Where once freeform levels were the intermissions between defined maps, now they are the norm. Layered on top are simple objectives, delivered between these so-called episodes onboard your stricken mothership, the Axelios. Whatever task is at hand, it’s down to Battle-Of-The-Planets-styled greenhorn and last surviving fighter pilot A-Tak to make it happen. And while the mission templates in Galak-Z’s increasingly tough seasons soon become familiar, the procedural planetoids and enemy placements lend unpredictability to every run.
But even navigating the tutorial requires a remapping of instinct. In the void, there’s no air resistance to slow A-Tak’s snub-nosed fighter, so you’ll barrel onwards until you hit something or correct your course. The craft carries plenty of momentum too; pivoting your prow with the left stick and firing your thrusters – the left and right triggers kicking in your forward and aft jets respectively – tends to push you around in boozy arcs. Still, while the combination of frictionless space and that sense of heft leads to rather ebullient handling, it’s tight enough to be predictable. After a few test flights you’ll be flicking your tail out for careening drifts around corners, flipping 180 degrees and flying backwards as you continue to blast away at pursuers, or hitting the afterburner at just the right moment to dodge a barrage of laser fire, although the game is generous enough that knocking into walls and space rocks does nothing except slow you down.
You’ll have more than enough to focus on in combat. Powered by Cyntient AI, the forces arrayed against you – bugs, pirates, Imperials – need to be outwitted and outmanoeuvred, not just outgunned. Bugs at least tend to be single-minded eating machines, but enemy craft display all kinds of behaviours. Trouble an Imperial drone and it will rush off for help, drawing tank-like battlecrusiers to your location. Some enemies back off when their shields fail, and most will hunt you down if you try to do the same, pushing the attack. Best of all is the chaos when the factions interact, something you can intentionally create by kiting one enemy type into another, assuming you have the chutzpah and the cockpit skills to not get vaporised in the crossfire. In extreme circumstances, you may want to break out your limited supply of missiles, each level of lock adding to a cloud of homing rockets that can hammer all but the largest threats into submission. Acquiring locks still requires precision, but it’s as close as Galak-Z comes to handing you a free pass.

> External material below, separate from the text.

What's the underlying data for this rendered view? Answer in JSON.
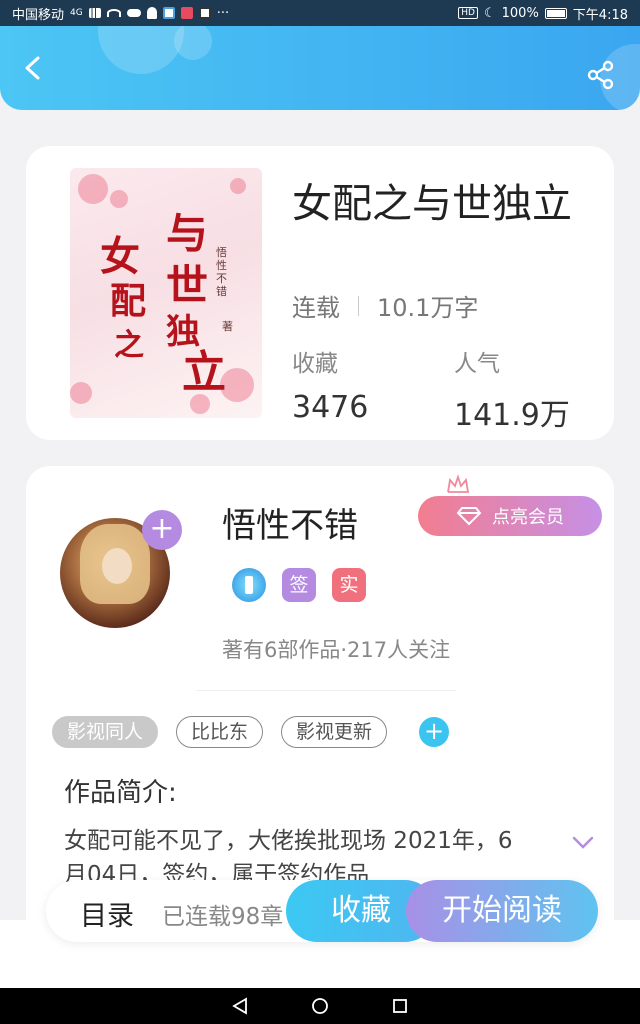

In the face of such forces, a stealthy approach is often best, a thin blue circle readably denoting your engine noise. If you can time your thruster pulses just right, you can drift into an ideal position to open with a salvo of fire that strips away shields and ends battles quickly. And you’ll want to do that, or even sneak past patrols completely, because what Galak-Z has most obviously cribbed from modern Roguelikes is persistent damage. As with everything here, it’s smart: shields can absorb a few points of damage and are replenished after a short delay, but hull integrity, once lost, is hard to repair. It turns almost every battle into a high-stakes tussle, a scrabble to shut down opponents quickly.
We say ‘almost’ because scattered about the maps – and available to purchase between missions in limited numbers – are randomly selected ship upgrades that can eventually make fights with the basic enemies very short indeed. By the time your single laser bolts have become a tridentate spray of icy double fire, you’ll scoff at light fighters. Upgrades are about more than firepower, though, granting boosts to loot-harvesting, cutting engine noise, and on rare occasions even permanently boosting your durability. But as you scale up A-Tak’s power, so too do the threats and the chaos stack, ensuring you can’t afford to ever be fully at ease.
We said a little over 15 months ago that Galak-Z felt feature complete, and it did. The moreish handling, the just-so tension of acquiring a missile lock, and the AI-driven fleets were all roughed in. But couched in the mores of the Roguelike genre, those systems find a tension and variety that promise to turn clever ideas into an enduring pursuit. It may look a lot like the past, but be prepared for 17-Bit’s latest to consume many of your hours in the not-too-distant future.